This pipeline automates the preprocessing and analysis of high-throughput sequencing data to evaluate read mappability across the genome. It performs adapter trimming, read merging, genome alignment, and generates the mapping output file. The pipeline supports both single-end and paired-end data, with adaptable scripts based on input format. User-defined adapters and minimum read length thresholds are customizable in the trimming script. Designed for Linux environments, it leverages multi-threading where possible for scalability. The modular script design allows for debugging and isolated execution of any pipeline step. This pipeline provides a comprehensive and reproducible framework for evaluating the mappability of sequencing reads.
- Linux or WSL environment
- ≥4 GB RAM (8 GB recommended)
- ≥50 GB free disk space
- Software requirements: FastQC, MultiQC, Cutadapt, Bowtie2, Samtools
Activate the conda environment before running any scripts:
Command: conda activate mytools
Input: Raw '.fastq.gz' files.
Output: Trimmed FASTQ files, Cutadapt reports, FastQC, and MultiQC summaries.
Operations:
- Removes standard Illumina and custom adapters.
- Trims poly-A, T, C, G sequences.
- Performs quality trimming and filters reads by minimum length.
- Runs `fastqc` on each trimmed file.
- Summarizes QC results with `multiqc`.
Tools: cutadapt, fastqc, multiqc.
Command: bash trim.sh
Input: Paired-end trimmed files (`*_R1_001.fastq.gz` and `*_R2_001.fastq.gz`).
Output: Concatenated files in `merged_results/`.
Operations:
- Merges each R1 and R2 pair using `cat`.
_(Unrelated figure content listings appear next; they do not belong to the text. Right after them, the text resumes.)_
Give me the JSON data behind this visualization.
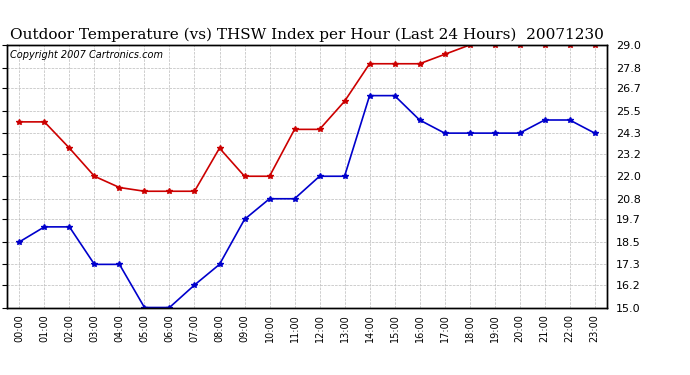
{
  "title": "Outdoor Temperature (vs) THSW Index per Hour (Last 24 Hours)  20071230",
  "copyright_text": "Copyright 2007 Cartronics.com",
  "hours": [
    "00:00",
    "01:00",
    "02:00",
    "03:00",
    "04:00",
    "05:00",
    "06:00",
    "07:00",
    "08:00",
    "09:00",
    "10:00",
    "11:00",
    "12:00",
    "13:00",
    "14:00",
    "15:00",
    "16:00",
    "17:00",
    "18:00",
    "19:00",
    "20:00",
    "21:00",
    "22:00",
    "23:00"
  ],
  "red_data": [
    24.9,
    24.9,
    23.5,
    22.0,
    21.4,
    21.2,
    21.2,
    21.2,
    23.5,
    22.0,
    22.0,
    24.5,
    24.5,
    26.0,
    28.0,
    28.0,
    28.0,
    28.5,
    29.0,
    29.0,
    29.0,
    29.0,
    29.0,
    29.0
  ],
  "blue_data": [
    18.5,
    19.3,
    19.3,
    17.3,
    17.3,
    15.0,
    15.0,
    16.2,
    17.3,
    19.7,
    20.8,
    20.8,
    22.0,
    22.0,
    26.3,
    26.3,
    25.0,
    24.3,
    24.3,
    24.3,
    24.3,
    25.0,
    25.0,
    24.3
  ],
  "ylim": [
    15.0,
    29.0
  ],
  "yticks": [
    15.0,
    16.2,
    17.3,
    18.5,
    19.7,
    20.8,
    22.0,
    23.2,
    24.3,
    25.5,
    26.7,
    27.8,
    29.0
  ],
  "red_color": "#cc0000",
  "blue_color": "#0000cc",
  "bg_color": "#ffffff",
  "grid_color": "#bbbbbb",
  "title_fontsize": 11,
  "copyright_fontsize": 7
}
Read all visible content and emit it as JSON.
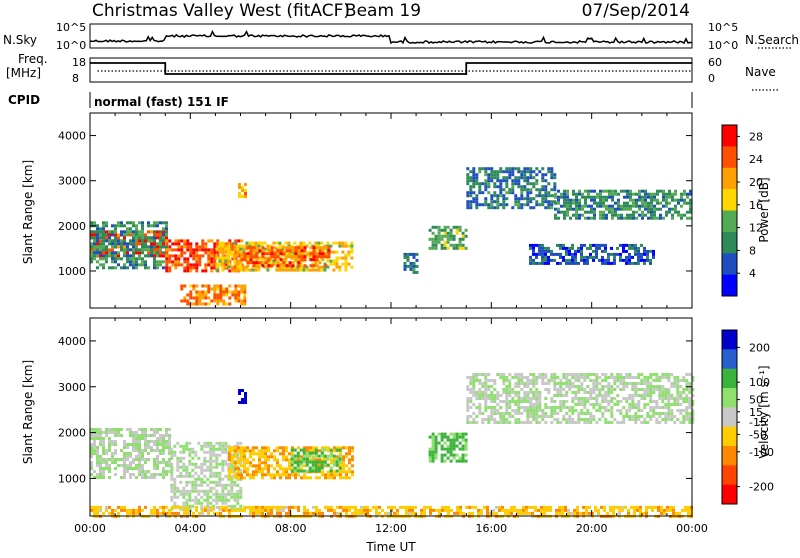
{
  "header": {
    "title": "Christmas Valley West (fitACF)",
    "beam": "Beam 19",
    "date": "07/Sep/2014"
  },
  "noise_panel": {
    "left_label": "N.Sky",
    "left_ticks": [
      "10^5",
      "10^0"
    ],
    "right_label": "N.Search",
    "right_ticks": [
      "10^5",
      "10^0"
    ]
  },
  "freq_panel": {
    "left_label": "Freq.",
    "left_unit": "[MHz]",
    "left_ticks": [
      "18",
      "8"
    ],
    "right_label": "Nave",
    "right_ticks": [
      "60",
      "0"
    ]
  },
  "cpid": {
    "label": "CPID",
    "value": "normal (fast) 151 IF"
  },
  "colors": {
    "power_scale": [
      "#0000ff",
      "#1f4fbf",
      "#2e8b57",
      "#55aa55",
      "#ffd700",
      "#ffa000",
      "#ff5000",
      "#ff0000"
    ],
    "velocity_scale": [
      "#0000cc",
      "#2a5fd0",
      "#3cb43c",
      "#90e070",
      "#c8c8c8",
      "#ffcc00",
      "#ff8800",
      "#ff4400",
      "#ff0000"
    ],
    "ground_scatter": "#a0a0a0"
  },
  "chart_data": [
    {
      "type": "heatmap",
      "panel": "power",
      "ylabel": "Slant Range [km]",
      "ylim": [
        180,
        4500
      ],
      "yticks": [
        1000,
        2000,
        3000,
        4000
      ],
      "xlim": [
        0,
        24
      ],
      "colorbar": {
        "label": "Power [dB]",
        "ticks": [
          4,
          8,
          12,
          16,
          20,
          24,
          28
        ],
        "range": [
          0,
          30
        ]
      },
      "regions": [
        {
          "t": [
            0,
            3
          ],
          "r": [
            1350,
            1900
          ],
          "level": 26
        },
        {
          "t": [
            0,
            3
          ],
          "r": [
            1100,
            2100
          ],
          "level": 10
        },
        {
          "t": [
            3,
            6
          ],
          "r": [
            1000,
            1700
          ],
          "level": 25
        },
        {
          "t": [
            3.6,
            6.2
          ],
          "r": [
            300,
            700
          ],
          "level": 22
        },
        {
          "t": [
            5,
            10.5
          ],
          "r": [
            1000,
            1650
          ],
          "level": 18
        },
        {
          "t": [
            6,
            9.5
          ],
          "r": [
            1150,
            1550
          ],
          "level": 24
        },
        {
          "t": [
            12.5,
            13
          ],
          "r": [
            1000,
            1400
          ],
          "level": 8
        },
        {
          "t": [
            13.5,
            15
          ],
          "r": [
            1500,
            2000
          ],
          "level": 12
        },
        {
          "t": [
            15,
            18.5
          ],
          "r": [
            2400,
            3300
          ],
          "level": 8
        },
        {
          "t": [
            18.5,
            24
          ],
          "r": [
            2200,
            2800
          ],
          "level": 10
        },
        {
          "t": [
            17.5,
            22.5
          ],
          "r": [
            1200,
            1600
          ],
          "level": 6
        },
        {
          "t": [
            5.9,
            6.2
          ],
          "r": [
            2650,
            2950
          ],
          "level": 20
        }
      ]
    },
    {
      "type": "heatmap",
      "panel": "velocity",
      "ylabel": "Slant Range [km]",
      "xlabel": "Time UT",
      "xticks": [
        "00:00",
        "04:00",
        "08:00",
        "12:00",
        "16:00",
        "20:00",
        "00:00"
      ],
      "ylim": [
        180,
        4500
      ],
      "yticks": [
        1000,
        2000,
        3000,
        4000
      ],
      "xlim": [
        0,
        24
      ],
      "colorbar": {
        "label": "Velocity [m s⁻¹]",
        "ticks": [
          200,
          100,
          50,
          15,
          -15,
          -50,
          -100,
          -200
        ],
        "range": [
          -250,
          250
        ]
      },
      "regions": [
        {
          "t": [
            0,
            3.2
          ],
          "r": [
            1000,
            2100
          ],
          "level": 0
        },
        {
          "t": [
            3.2,
            6
          ],
          "r": [
            300,
            1800
          ],
          "level": 0
        },
        {
          "t": [
            5.5,
            10.5
          ],
          "r": [
            1000,
            1700
          ],
          "level": -70
        },
        {
          "t": [
            8,
            10
          ],
          "r": [
            1150,
            1650
          ],
          "level": 40
        },
        {
          "t": [
            0,
            24
          ],
          "r": [
            180,
            400
          ],
          "level": -60
        },
        {
          "t": [
            13.5,
            15
          ],
          "r": [
            1400,
            2000
          ],
          "level": 45
        },
        {
          "t": [
            15,
            24
          ],
          "r": [
            2200,
            3300
          ],
          "level": 0
        },
        {
          "t": [
            5.9,
            6.2
          ],
          "r": [
            2650,
            2950
          ],
          "level": 220
        }
      ]
    }
  ]
}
- Output is named `sample_001.fastq.gz`.
Command: bash merge.sh
Input: Merged or trimmed single-end FASTQ files.
Output: Sorted and indexed BAM files in `output/`.
Operations:
- Uses `bowtie2` to align reads to the human reference genome (GRCh38).
- Converts SAM to BAM, sorts, and indexes with `samtools`.
- Removes intermediate SAM files.
Key Parameters:
- index_prefix: Path to Bowtie2 index files.
- threads: Number of CPU threads (default: 94).
Command: bash sam_bam.sh
Input: BAM files from the alignment step.
Output: Per-sample chromosome-level stats (`*_chr_stats.txt`) in `stats/`.
Operations:
- Runs 'samtools idxstats' to extract:
- Chromosome names
- Chromosome lengths
- Number of mapped reads
- Number of unmapped reads
Command: bash stats.sh
Input: Individual '*_chr_stats.txt' files.
Output: Summary table `merged_chr_stats.tsv`.
Operations:
- Adds a Sample column to each row.
- Appends all stats into a master TSV file.
Fields: Sample, Chromosome, Chromosome_Length, Mapped_Reads, Unmapped_Reads
Command Example: bash merge_stats.sh
----------------------------------------------------------------------------------------------------------------I
| Directory | Contents |
|---|---|
| trimmed_results/ | Trimmed FASTQ files, Cutadapt, FastQC, MultiQC outputs |
| merged_results/ | Merged R1 and R2 FASTQ files |
| output/ | Sorted and indexed BAM files |
| stats/ | Per-sample and merged mapping statistics |
| ---------------------------------------------------------------------------------------------------------------I |
Ensure the following tools are installed and accessible from the command line:
-cutadapt
-fastqc
-multiqc
-bowtie2
-samtools
-conda
-Adjust adapter sequences in 'trim.sh' according to your sequencing kit.
-Confirm Bowtie2 index path ('index_prefix') in `sam_bam.sh` matches your system.
-Scripts assume a flat directory structure with all input FASTQ files present.